Lice are hard to get rid of, so doing it right the first time makes it a lot easier. Most early infestations can be fixed by taking the following steps:
Move the chickens out of their coop. Lice love to live on chickens, but they also like to hang out near them when they are not eating. The first step in taking control back from the invaders is to get rid of the chickens.
Treat: Sprinkle food-grade diatomaceous earth on each chicken. This is a natural way to get rid of poultry lice and prevent other health problems. It’s pretty cool and a must-have for anyone who owns a chicken. To do this, take a 50-pound bag of play sand from a hardware store and mix it with 12 cups of DE (diatomaceous earth). This is a great place for your chickens to roll in the dirt.
Feed iron because chickens that have been infected have probably lost a lot of red blood cells because of anemia. Iron is a good way to make up for what they’ve lost. The sick flock will love iron-rich treats like pumpkin seeds, peas, and spinach.
Feed them protein—Protein will give a weak flock the energy it needs to start getting better. Even though it may sound strange, scrambled eggs are a great way to get a quick boost of energy. Hey, it works for people, right? Make sure to feed them protein rich feed.
Clean coop: It is very important to clean the old coop from top to bottom and over and over again. If you put chickens that are free of bugs back into a coop that has bugs, the cycle will start all over again. Before bringing back the now-healthy hens and roos, the coop must be cleaned well, the bedding must be burned, and the corners must be scrubbed.
Dust again—Because the lice probably laid eggs, the chickens need to be dusted again to make sure that any eggs that have just hatched are killed along with the lice. Doing this a few more times over the next few months won’t hurt the chickens. Having diatomaceous earth available for dust baths will also help stop new infestations.
You can use an insecticide with Pyrethrin if your flock has a lot of bugs. It comes as a spray or as a powder or dust. I am very against treatments that use insecticides unless the flock is about to die.
When a beloved flock gets mites for the first time, it can be scary.
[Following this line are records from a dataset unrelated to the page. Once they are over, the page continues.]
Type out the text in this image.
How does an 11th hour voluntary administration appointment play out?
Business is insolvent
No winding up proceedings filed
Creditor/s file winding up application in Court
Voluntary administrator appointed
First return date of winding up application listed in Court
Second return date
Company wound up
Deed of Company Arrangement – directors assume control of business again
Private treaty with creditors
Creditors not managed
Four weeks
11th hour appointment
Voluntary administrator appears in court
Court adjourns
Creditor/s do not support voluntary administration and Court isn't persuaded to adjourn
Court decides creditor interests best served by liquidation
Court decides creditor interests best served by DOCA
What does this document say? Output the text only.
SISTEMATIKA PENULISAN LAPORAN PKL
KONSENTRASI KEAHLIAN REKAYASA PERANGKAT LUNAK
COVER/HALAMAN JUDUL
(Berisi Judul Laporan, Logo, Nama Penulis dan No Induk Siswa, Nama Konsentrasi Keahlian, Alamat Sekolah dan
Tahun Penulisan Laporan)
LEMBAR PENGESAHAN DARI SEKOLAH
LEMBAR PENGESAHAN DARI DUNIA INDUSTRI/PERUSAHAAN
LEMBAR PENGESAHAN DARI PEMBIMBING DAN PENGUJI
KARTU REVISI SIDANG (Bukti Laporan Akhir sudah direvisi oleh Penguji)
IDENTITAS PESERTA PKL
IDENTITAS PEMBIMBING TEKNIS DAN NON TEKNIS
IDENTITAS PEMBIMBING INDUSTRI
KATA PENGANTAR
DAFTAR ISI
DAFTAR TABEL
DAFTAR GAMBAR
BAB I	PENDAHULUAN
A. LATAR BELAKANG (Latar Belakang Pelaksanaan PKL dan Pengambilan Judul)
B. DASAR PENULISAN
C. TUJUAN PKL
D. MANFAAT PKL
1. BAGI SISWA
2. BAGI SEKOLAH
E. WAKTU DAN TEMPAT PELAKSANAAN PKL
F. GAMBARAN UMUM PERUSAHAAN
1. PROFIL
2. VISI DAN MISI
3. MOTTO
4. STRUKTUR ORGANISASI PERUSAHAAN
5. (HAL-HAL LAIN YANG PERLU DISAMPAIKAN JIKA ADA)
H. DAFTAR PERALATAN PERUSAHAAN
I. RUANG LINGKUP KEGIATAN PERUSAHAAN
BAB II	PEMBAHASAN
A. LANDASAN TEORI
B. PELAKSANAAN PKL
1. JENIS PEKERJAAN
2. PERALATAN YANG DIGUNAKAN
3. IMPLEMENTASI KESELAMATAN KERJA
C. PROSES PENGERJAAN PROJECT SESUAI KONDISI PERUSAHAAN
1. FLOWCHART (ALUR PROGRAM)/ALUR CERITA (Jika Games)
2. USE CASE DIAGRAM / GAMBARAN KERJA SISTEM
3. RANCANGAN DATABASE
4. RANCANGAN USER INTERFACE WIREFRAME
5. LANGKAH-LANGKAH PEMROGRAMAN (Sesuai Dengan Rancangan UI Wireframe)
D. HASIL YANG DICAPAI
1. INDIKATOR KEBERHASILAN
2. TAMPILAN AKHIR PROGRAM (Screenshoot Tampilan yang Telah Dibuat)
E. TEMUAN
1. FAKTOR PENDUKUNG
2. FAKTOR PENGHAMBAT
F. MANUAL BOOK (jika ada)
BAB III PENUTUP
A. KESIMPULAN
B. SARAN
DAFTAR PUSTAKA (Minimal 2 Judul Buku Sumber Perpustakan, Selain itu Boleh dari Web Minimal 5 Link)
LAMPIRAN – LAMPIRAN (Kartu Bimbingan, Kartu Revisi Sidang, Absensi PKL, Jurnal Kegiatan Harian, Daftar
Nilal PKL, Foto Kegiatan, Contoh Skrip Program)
From then on, prevention should be a top priority.
Keeping an eye on the flock. Keeping an eye on a flock often will help you catch infestations early.
Quarantine: Before adding new birds to the existing flock, they should always be kept in a separate area and watched for at least 30 days.
Treat the whole flock. If one chicken in a group has lice, it’s likely that all of them do. When you treat the whole flock, you don’t have to do the work again.
Dust Baths: Chickens can take care of themselves if they have access to a dust bath, preferably one with diatomaceous earth. Chickens are smarter than we think, and most of the time they know they have lice before we do.
Most flocks in backyards will get sick at some point, which is a shame. The best way to stop an infestation is to take care of it before it happens and check on it often.
Once a disease has been found and treated, the flock will go back to being the happy little group it used to be. Breakfast will be served again, and work will start up again.